The UK government has said it will consider helping Port Talbot steelworks - but any intervention risks falling foul of European Union state aid rules.
The EU does not allow state support of a business if it would distort competition in the single market.
The final decision on whether state aid is allowed is down to the European Commission.
It applies rules agreed by every country in the EU.
But the steel industry is a special case.
Because the European Union already produces more steel than it needs, the member states of the EU agreed to allow uneconomical producers to go bust, rather than let governments save them.
So that is the first question for Port Talbot and the other parts of Tata Steel UK - can they survive on their own? If they can't then the government's hands are tied.
There are some ways round the rules.
The first is national security. Under the 1957 Treaty of Rome, one of the founding treaties of the EU, countries can "take any measures necessary" if an industry is essential to national security.
This is supposed to refer to arms, munitions and "war material". Does it apply to hot rolled steel? Legal experts think it's unlikely, although Lord West, the former First Sea Lord and Chief of the Naval Staff has told the BBC that UK production is vital for the defence sector.
The second is a move to avoid "a serious disturbance to the economy". This was one of the arguments used to justify the bank bailouts.
It might also be used to justify aid to the Greek banking system.
But the loss of 15,000 UK jobs - or even 40,000 UK and European jobs - may simply not be considered a serious enough disturbance by the European Commission to justify a government handout.

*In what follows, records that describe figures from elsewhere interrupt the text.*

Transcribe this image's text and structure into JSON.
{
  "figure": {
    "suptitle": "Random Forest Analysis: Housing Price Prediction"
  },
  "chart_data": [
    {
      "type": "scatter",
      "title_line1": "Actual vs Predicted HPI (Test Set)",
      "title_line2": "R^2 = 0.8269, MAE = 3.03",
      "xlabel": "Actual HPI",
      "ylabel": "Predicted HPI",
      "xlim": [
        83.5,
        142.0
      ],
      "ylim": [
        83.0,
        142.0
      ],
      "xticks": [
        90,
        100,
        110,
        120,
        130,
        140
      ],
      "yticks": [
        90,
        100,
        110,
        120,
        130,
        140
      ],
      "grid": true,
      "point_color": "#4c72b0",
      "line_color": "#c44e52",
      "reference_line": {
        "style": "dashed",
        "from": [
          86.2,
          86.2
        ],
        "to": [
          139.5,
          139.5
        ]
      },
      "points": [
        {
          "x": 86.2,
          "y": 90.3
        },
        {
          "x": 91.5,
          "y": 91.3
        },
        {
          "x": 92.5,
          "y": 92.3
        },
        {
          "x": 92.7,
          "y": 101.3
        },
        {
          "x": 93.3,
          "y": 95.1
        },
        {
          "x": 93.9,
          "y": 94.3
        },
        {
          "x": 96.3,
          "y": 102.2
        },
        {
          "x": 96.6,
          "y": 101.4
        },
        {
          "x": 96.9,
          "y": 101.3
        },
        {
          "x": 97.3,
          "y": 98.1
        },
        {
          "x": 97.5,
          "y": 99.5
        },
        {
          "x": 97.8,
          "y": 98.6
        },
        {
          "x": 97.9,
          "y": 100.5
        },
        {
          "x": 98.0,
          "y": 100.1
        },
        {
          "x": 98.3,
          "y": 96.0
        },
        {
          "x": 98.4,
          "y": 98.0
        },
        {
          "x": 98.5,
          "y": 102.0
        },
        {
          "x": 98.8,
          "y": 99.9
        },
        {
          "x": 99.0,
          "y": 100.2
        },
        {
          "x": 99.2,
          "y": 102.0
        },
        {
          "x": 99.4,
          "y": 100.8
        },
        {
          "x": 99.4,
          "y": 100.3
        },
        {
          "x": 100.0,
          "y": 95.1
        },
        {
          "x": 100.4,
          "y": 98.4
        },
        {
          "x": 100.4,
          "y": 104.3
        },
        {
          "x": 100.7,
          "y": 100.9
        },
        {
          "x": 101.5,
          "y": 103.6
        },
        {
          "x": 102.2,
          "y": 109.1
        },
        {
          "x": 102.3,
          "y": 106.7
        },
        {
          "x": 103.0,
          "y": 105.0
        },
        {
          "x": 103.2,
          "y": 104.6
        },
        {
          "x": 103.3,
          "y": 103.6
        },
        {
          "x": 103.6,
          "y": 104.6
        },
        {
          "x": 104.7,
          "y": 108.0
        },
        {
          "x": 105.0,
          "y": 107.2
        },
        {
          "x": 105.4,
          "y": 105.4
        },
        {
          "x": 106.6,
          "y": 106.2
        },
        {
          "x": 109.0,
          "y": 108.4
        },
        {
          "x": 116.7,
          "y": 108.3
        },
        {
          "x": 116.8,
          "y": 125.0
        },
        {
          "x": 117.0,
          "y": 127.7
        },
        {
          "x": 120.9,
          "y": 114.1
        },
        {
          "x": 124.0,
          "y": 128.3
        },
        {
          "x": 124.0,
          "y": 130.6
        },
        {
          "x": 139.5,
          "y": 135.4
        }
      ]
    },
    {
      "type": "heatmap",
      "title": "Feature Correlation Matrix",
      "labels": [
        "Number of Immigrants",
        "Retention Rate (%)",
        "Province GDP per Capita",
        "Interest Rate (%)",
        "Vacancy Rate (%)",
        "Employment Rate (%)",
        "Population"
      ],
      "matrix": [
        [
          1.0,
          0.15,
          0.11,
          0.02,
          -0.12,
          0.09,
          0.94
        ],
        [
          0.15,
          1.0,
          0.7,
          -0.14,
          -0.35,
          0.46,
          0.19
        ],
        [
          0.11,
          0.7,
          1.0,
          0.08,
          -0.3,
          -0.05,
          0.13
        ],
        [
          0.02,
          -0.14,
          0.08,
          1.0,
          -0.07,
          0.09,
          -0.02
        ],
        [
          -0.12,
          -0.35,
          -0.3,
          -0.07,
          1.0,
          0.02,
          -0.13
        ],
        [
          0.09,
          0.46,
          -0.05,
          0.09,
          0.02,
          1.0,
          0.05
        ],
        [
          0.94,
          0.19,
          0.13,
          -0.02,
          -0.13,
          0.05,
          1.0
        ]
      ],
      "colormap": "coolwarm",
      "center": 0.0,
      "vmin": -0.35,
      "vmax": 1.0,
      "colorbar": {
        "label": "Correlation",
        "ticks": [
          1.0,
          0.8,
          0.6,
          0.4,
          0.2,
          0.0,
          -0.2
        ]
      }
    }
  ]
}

When state aid isn't state aid
The last option isn't state aid at all. A government can own a company under state aid rules but it is not allowed to keep it going if it would otherwise fail.
This is the closest the government can come to "nationalisation".
If the government can convince the European Commission that buying a business is a sensible move that any investor would make for a profit then it is not classified as state aid.
However with Port Talbot reportedly losing £1 million a day this may be a tough sell.
So why did we bail out the banks?
State aid is not banned in the European Union, but it is tightly controlled, and in 2008 the banks met the necessary criteria for a bailout.
As well as being vital for the stability of the economy, it was generally accepted that the UK banking sector had a profitable future.
The aim of the EU state aid rules is to ensure any government intervention produces a sustainable independent industry.
As far as the rules are concerned, it is hard to make that argument for the UK steel industry.
However, in the coming weeks many people will be doing just that, and adding that it is the government's role to provide a bridge - of some sort - to a sustainable future for UK steel.